Вот стоит винокурня, а вон там — кузница, когда же в хлеву мальчик подбирается поближе к коровам, старый пастух Брандт — ему под девяносто — предостерегает: «Поосторожней, господин юнкер! Корова может наподдать вам копытом в глаз, корове-то что, как жевала, так и будет жевать, а вот ваш глазик — тю-тю!». Даже семьдесят лет спустя Бисмарк будет вспоминать этого дряхлого старика, ведь он так живо рассказал мальчику про короля Фридриха Вильгельма Первого, которого видел своими глазами в Кюстрине.
Отцу тоже есть что рассказать. В зале с тремя окнами висят портреты предков — в шлемах и доспехах они строго, с достоинством взирают сверху вниз из своих пыльных рам. Правда, большинство из них имели владения на Эльбе — тому уже более пяти столетий, и когда отец рассказывает об этом старшему сыну — в свои девять лет он способен уже кое-что понять, — младший слушает тоже. Что же он слышит? Что их праотцы все были рыцарями, что не одно столетие жили они в замках и господских домах, держали крестьян и работников, командовали полицией и вершили суд, и с незапамятных времен сидели по воскресеньям в церкви на дубовых стульях, отделенные от общины и челяди, — точно так же, как сидят они сами сегодня и здесь.
Быть может, господин Фердинанд фон Бисмарк когда-нибудь расскажет и о том, что все они, эти жители Альтмарка, были весьма строптивыми и властными — не столько царедворцы, сколько фрондеры. Разве еще в стародавние времена один курфюрст не заставил их уступить ему лучшие леса в обмен на Шёнхаузен? Обмен далеко не равноценный. Да и за сто лет до этого его прадед передал королю возражения альтмаркского рыцарства, когда тот осмелился обложить их ленные поместья денежным налогом, — он протестовал против «низведения свободного рыцарства до жалкого сословия, платящего налоги». И прежде чем уйти из жизни, король предостерег своего сына, юного Фридриха, особо отметив среди четырех строптивых семейств фамилию Бисмарков как «знатнейшую и наисквернейшую».

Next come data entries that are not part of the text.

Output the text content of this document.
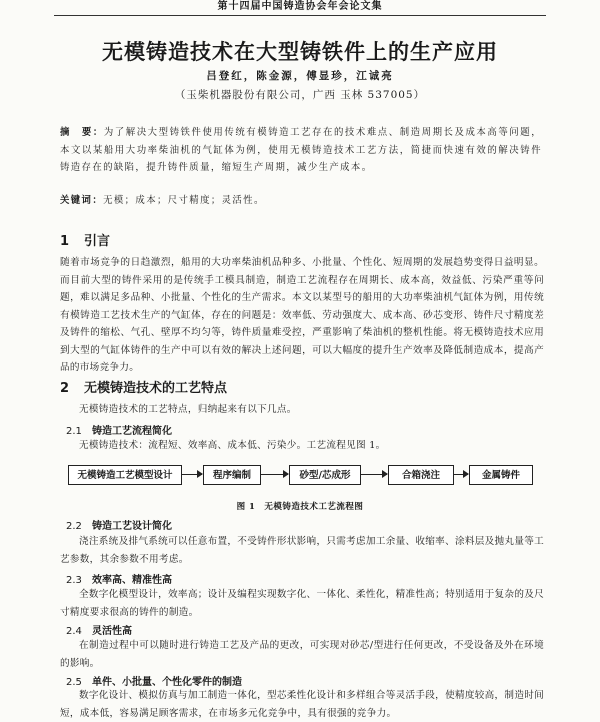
第十四届中国铸造协会年会论文集
无模铸造技术在大型铸铁件上的生产应用
吕登红，陈金源，傅显珍，江诚亮
（玉柴机器股份有限公司，广西 玉林 537005）
摘　要：为了解决大型铸铁件使用传统有模铸造工艺存在的技术难点、制造周期长及成本高等问题，本文以某船用大功率柴油机的气缸体为例，使用无模铸造技术工艺方法，简捷而快速有效的解决铸件铸造存在的缺陷，提升铸件质量，缩短生产周期，减少生产成本。
关键词：无模；成本；尺寸精度；灵活性。
1 引言
随着市场竞争的日趋激烈，船用的大功率柴油机品种多、小批量、个性化、短周期的发展趋势变得日益明显。而目前大型的铸件采用的是传统手工模具制造，制造工艺流程存在周期长、成本高，效益低、污染严重等问题，难以满足多品种、小批量、个性化的生产需求。本文以某型号的船用的大功率柴油机气缸体为例，用传统有模铸造工艺技术生产的气缸体，存在的问题是：效率低、劳动强度大、成本高、砂芯变形、铸件尺寸精度差及铸件的缩松、气孔、壁厚不均匀等，铸件质量难受控，严重影响了柴油机的整机性能。将无模铸造技术应用到大型的气缸体铸件的生产中可以有效的解决上述问题，可以大幅度的提升生产效率及降低制造成本，提高产品的市场竞争力。
2 无模铸造技术的工艺特点
无模铸造技术的工艺特点，归纳起来有以下几点。
2.1 铸造工艺流程简化
无模铸造技术：流程短、效率高、成本低、污染少。工艺流程见图 1。
无模铸造工艺模型设计	程序编制	砂型/芯成形	合箱浇注	金属铸件
图 1　无模铸造技术工艺流程图
2.2 铸造工艺设计简化
浇注系统及排气系统可以任意布置，不受铸件形状影响，只需考虑加工余量、收缩率、涂料层及抛丸量等工艺参数，其余参数不用考虑。
2.3 效率高、精准性高
全数字化模型设计，效率高；设计及编程实现数字化、一体化、柔性化，精准性高；特别适用于复杂的及尺寸精度要求很高的铸件的制造。
2.4 灵活性高
在制造过程中可以随时进行铸造工艺及产品的更改，可实现对砂芯/型进行任何更改，不受设备及外在环境的影响。
2.5 单件、小批量、个性化零件的制造
数字化设计、模拟仿真与加工制造一体化，型芯柔性化设计和多样组合等灵活手段，使精度较高，制造时间短，成本低，容易满足顾客需求，在市场多元化竞争中，具有很强的竞争力。
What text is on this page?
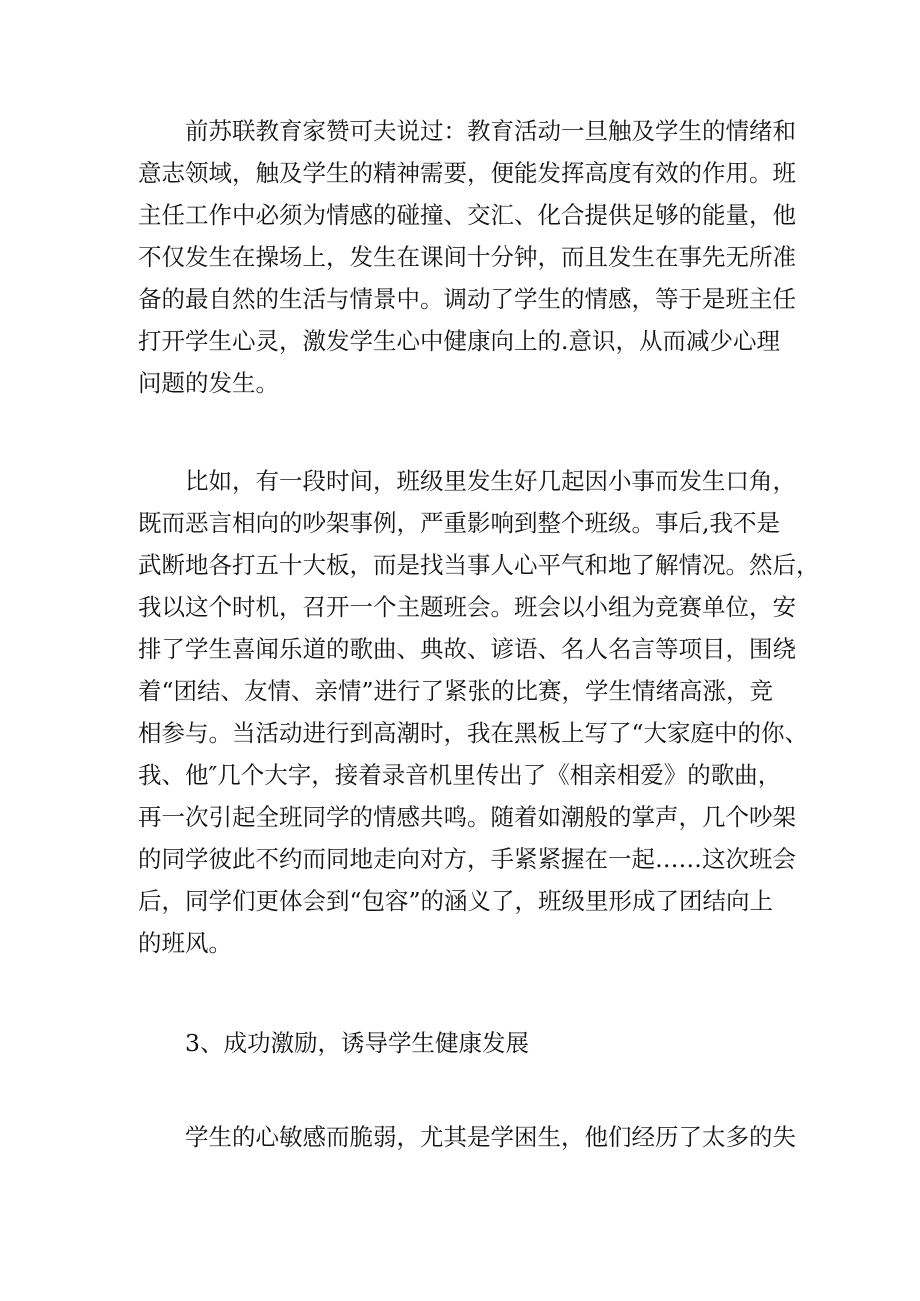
前苏联教育家赞可夫说过：教育活动一旦触及学生的情绪和
意志领域，触及学生的精神需要，便能发挥高度有效的作用。班
主任工作中必须为情感的碰撞、交汇、化合提供足够的能量，他
不仅发生在操场上，发生在课间十分钟，而且发生在事先无所准
备的最自然的生活与情景中。调动了学生的情感，等于是班主任
打开学生心灵，激发学生心中健康向上的.意识，从而减少心理
问题的发生。
比如，有一段时间，班级里发生好几起因小事而发生口角，
既而恶言相向的吵架事例，严重影响到整个班级。事后,我不是
武断地各打五十大板，而是找当事人心平气和地了解情况。然后，
我以这个时机，召开一个主题班会。班会以小组为竞赛单位，安
排了学生喜闻乐道的歌曲、典故、谚语、名人名言等项目，围绕
着“团结、友情、亲情”进行了紧张的比赛，学生情绪高涨，竞
相参与。当活动进行到高潮时，我在黑板上写了“大家庭中的你、
我、他″几个大字，接着录音机里传出了《相亲相爱》的歌曲，
再一次引起全班同学的情感共鸣。随着如潮般的掌声，几个吵架
的同学彼此不约而同地走向对方，手紧紧握在一起……这次班会
后，同学们更体会到“包容”的涵义了，班级里形成了团结向上
的班风。
3、成功激励，诱导学生健康发展
学生的心敏感而脆弱，尤其是学困生，他们经历了太多的失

Дед мальчика был большим кутилой и заядлым охотником, как-то за один год он подстрелил 154 оленя, — на деда он больше всего и похож. Сам отец уже никакой не рыцарь, правда, и дед выдался не в родню и после смерти молодой жены — незадолго до появления «Вертера» — опубликовал трогательный плач по умершей, безмерно восторгаясь своим браком и супругой. Этот ученик Руссо хотел сделать из своих сыновей «только четырех честных людей» и передал свое бездеятельное спокойствие, полное отсутствие какого бы то ни было честолюбия им в наследство. Сыновья, правда, дружно отправились на войну, но отнюдь не ко двору — экие чудаки!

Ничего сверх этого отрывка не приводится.